60. The Committee recommends that the State party:
(a) Raise the age of criminal responsibility to an internationally acceptable level;
(b) Ensure that the Children and Young Persons (Administration of Justice) Act reflects the international juvenile justice standards, in particular articles 37, 39 and 40 of the Convention, as well the United Nations Standard Minimum Rules for the Administration of Juvenile Justice (the Beijing Rules), the United Nations Guidelines for the Prevention of Juvenile Delinquency (the Riyadh Guidelines), the United Nations Rules for the Protection of Juveniles Deprived of their Liberty and the Vienna Guidelines for Action on Children in the Criminal Justice System, in the light of the day of general discussion on the administration of juvenile justice, held by the Committee in 1995;
(c) Provide children with legal and other appropriate assistance at all stages of the proceedings;
(d) Ensure that children who are detained or imprisoned are separated from adults;
(e) Improve training programmes on relevant international standards for all professionals involved with the system of juvenile justice;
(f) Seek international technical assistance from the United Nations Children’s Fund, the Office of the United Nations High Commissioner for Human Rights and other relevant regional bodies.
9. Optional Protocols to the Convention
61. The Committee notes that the State party has not yet ratified the Optional Protocols to the Convention on the Rights of the Child on the sale of children, child prostitution and child pornography, and on the involvement of children in armed conflict.
62. The Committee recommends that the State party ratify the Optional Protocols to the Convention on the Rights of the Child on the sale of children, child prostitution and child pornography, and on the involvement of children in armed conflict.
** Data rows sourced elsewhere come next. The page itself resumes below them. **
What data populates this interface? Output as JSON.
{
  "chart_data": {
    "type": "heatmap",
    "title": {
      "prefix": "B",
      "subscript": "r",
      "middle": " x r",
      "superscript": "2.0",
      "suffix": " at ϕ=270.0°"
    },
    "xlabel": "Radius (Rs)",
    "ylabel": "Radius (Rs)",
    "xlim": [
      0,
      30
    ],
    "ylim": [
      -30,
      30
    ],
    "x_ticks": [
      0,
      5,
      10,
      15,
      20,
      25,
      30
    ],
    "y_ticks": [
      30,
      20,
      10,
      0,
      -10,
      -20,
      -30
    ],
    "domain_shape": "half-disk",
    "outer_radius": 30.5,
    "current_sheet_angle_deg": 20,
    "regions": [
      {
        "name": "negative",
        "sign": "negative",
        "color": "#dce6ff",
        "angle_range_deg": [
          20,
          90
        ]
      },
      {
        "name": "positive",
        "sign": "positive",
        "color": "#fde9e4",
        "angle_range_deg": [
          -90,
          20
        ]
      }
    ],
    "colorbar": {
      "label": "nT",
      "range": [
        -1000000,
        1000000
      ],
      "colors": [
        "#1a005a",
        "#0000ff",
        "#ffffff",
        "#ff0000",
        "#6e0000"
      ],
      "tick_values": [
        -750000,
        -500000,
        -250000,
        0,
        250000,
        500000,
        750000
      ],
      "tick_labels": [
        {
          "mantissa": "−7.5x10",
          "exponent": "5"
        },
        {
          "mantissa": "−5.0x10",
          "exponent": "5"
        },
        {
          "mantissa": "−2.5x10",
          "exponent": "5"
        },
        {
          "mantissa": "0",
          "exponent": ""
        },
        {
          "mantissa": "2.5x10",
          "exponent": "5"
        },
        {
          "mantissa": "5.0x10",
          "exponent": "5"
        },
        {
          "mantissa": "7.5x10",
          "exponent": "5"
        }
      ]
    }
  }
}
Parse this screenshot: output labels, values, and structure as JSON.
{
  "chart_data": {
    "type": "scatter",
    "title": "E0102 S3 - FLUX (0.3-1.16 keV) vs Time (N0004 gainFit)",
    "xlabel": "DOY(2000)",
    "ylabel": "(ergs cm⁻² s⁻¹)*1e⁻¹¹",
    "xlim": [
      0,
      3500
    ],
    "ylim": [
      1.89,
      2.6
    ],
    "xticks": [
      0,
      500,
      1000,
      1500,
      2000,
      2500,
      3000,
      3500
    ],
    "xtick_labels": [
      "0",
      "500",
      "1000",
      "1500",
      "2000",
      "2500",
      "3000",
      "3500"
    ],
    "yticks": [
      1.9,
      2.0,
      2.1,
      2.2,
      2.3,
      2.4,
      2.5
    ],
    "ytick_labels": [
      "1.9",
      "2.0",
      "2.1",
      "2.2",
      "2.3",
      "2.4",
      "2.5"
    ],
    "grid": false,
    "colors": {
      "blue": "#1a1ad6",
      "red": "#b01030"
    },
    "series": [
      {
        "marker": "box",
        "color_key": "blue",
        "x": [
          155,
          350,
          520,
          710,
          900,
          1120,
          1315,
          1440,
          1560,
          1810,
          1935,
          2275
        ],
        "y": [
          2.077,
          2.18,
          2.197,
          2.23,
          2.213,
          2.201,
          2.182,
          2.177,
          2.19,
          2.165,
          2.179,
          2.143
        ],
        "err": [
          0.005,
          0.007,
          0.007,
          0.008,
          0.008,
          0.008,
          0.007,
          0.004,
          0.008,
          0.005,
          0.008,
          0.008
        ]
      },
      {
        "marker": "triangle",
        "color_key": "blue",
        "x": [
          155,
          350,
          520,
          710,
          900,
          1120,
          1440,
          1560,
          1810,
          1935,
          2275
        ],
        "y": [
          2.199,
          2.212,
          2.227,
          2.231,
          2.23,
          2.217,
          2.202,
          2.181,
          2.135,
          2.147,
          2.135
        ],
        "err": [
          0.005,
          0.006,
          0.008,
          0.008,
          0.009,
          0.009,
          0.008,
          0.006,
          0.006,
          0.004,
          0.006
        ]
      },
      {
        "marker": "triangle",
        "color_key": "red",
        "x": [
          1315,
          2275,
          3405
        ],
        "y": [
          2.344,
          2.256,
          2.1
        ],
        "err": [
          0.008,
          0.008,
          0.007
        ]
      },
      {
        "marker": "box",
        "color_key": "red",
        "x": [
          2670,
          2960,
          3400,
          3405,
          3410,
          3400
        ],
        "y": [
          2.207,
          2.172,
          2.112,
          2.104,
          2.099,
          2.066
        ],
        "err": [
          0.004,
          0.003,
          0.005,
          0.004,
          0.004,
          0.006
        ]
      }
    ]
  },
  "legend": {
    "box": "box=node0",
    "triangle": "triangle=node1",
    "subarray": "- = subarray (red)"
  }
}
10. Follow-up and dissemination
63. The Committee recommends that the State party take all appropriate measures to ensure the full implementation of the present recommendations, inter alia, by transmitting them to members of the cabinet, the Parliament and local governments for appropriate consideration and further action.
64. The Committee further recommends that the initial report and written replies submitted by the State party and related recommendations (concluding observations) it adopted be made widely available, including through the Internet (but not exclusively), to the public at large, civil society organizations, youth groups, professional groups and children in order to generate debate and awareness of the Convention, its implementation and monitoring.
11. Next report
65. In the light of the recommendation on reporting periodicity adopted by the Committee and described in the report on its twenty-ninth session (see CRC/C/114, chap. I), the Committee underlines the importance of a reporting practice that is in full compliance with the provisions of article 44 of the Convention. An important aspect of States parties’ responsibilities to children under the Convention is ensuring that the Committee has regular opportunities to examine the progress made in the implementation of the Convention. In this regard, regular and timely reporting by States parties is crucial. As an exceptional measure, in order to help the State party catch up with its reporting obligations so as to be in full compliance with the Convention, the Committee invites the State party to submit its second, third and fourth periodic reports in one consolidated report by 21 March 2008, date on which the fourth report is due. The report should not exceed 120 pages (see CRC/C/118). The Committee expects the State party to report every five years thereafter, as foreseen by the Convention.